BIRDMAN (or THE UNEXPECTED VIRTUE OF
IGNORANCE) (15)
D: Alejandro Gonzalez Iñarritu
Fox Searchlight/Regency/New Regency/M Productions/Le
Grisbi/TSG (Alejandro Gonzalez Iñarritu, John Lesher, Arnon Milchan & James W. Skotchdopole)
USA 🇺🇸 2014
119 mins
Comedy/Drama
W: Alejandro Gonzalez Iñarritu, Nicolas Giacobone,
Alexander Dinelaris, Jr. & Armando Bo
DP: Emmanuel Lubezki
Ed: Stephen Mirrione & Douglas
Crise
Mus: Antonio Sanchez
Michael Keaton (Riggan Thomson), Zach Galifianakis
(Jake), Edward Norton (Mike Shiner), Andrea Riseborough (Laura Aulburn), Amy Ryan (Sylvia Thomson), Emma Stone (Sam Thomson), Naomi Watts (Lesley
Truman)
2014's Oscar winner for Best Picture will come as an
enigma to many who watch it. Was this really the best film of 2014? Well, yes and no. Of course, it's always subjective.

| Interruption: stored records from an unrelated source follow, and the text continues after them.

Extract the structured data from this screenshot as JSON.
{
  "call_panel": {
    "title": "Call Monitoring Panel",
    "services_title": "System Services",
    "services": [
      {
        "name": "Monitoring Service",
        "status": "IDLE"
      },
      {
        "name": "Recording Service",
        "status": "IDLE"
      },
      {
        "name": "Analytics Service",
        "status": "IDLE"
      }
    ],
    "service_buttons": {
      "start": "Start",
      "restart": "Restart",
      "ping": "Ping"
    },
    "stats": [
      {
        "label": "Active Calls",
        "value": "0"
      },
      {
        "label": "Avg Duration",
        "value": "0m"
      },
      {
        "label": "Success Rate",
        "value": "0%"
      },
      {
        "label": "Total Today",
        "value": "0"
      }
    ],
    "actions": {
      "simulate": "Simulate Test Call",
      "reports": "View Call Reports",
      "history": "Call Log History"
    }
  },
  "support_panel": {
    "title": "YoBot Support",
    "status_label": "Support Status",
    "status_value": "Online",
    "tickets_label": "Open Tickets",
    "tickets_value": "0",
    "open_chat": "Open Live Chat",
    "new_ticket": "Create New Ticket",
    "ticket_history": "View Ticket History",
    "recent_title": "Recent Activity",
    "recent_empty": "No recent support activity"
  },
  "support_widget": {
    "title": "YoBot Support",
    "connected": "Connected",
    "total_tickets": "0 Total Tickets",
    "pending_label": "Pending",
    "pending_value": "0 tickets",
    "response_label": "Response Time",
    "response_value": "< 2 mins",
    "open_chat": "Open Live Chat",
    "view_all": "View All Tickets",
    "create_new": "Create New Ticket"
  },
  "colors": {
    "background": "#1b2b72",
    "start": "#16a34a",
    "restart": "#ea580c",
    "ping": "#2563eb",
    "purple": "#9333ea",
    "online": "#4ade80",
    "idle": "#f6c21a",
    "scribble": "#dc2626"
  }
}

Birdman walks the line between art and entertainment, fame
and celebrity, sanity and madness.
A washed-up actor once a household name for playing a big
screen superhero, Riggan Thompson's new project is starring in, directing and adapting a broadway play based on one of his favourite novels. A pet project which is costing him in ways which
cannot be counted in currency and met with resistance by on-and-off stage arguments with a difficult co-star, a spiteful theatre critic, his own family members and even his own alter ego, a
constant reminder that he had it all as the big Hollywood star of a comic book franchise. Confused yet? The story, which draws comparisons with Shakespeare's Macbeth, is as labyrinthine as
the set on which it takes place, but what does make Birdman a marvel to behold is the cinematography, lighting, editing and visual effects which make the movie feel as though it were all
filmed in one take, with barely any visible cuts and camera movements which flow around the set without skipping a beat (even passing two actors stood in front of a mirror without casting a
reflection).
Everything about the film is cinematic genius, but simply
won't be appreciated by everyone. Like most things comedy, you have to be in on the joke to get it.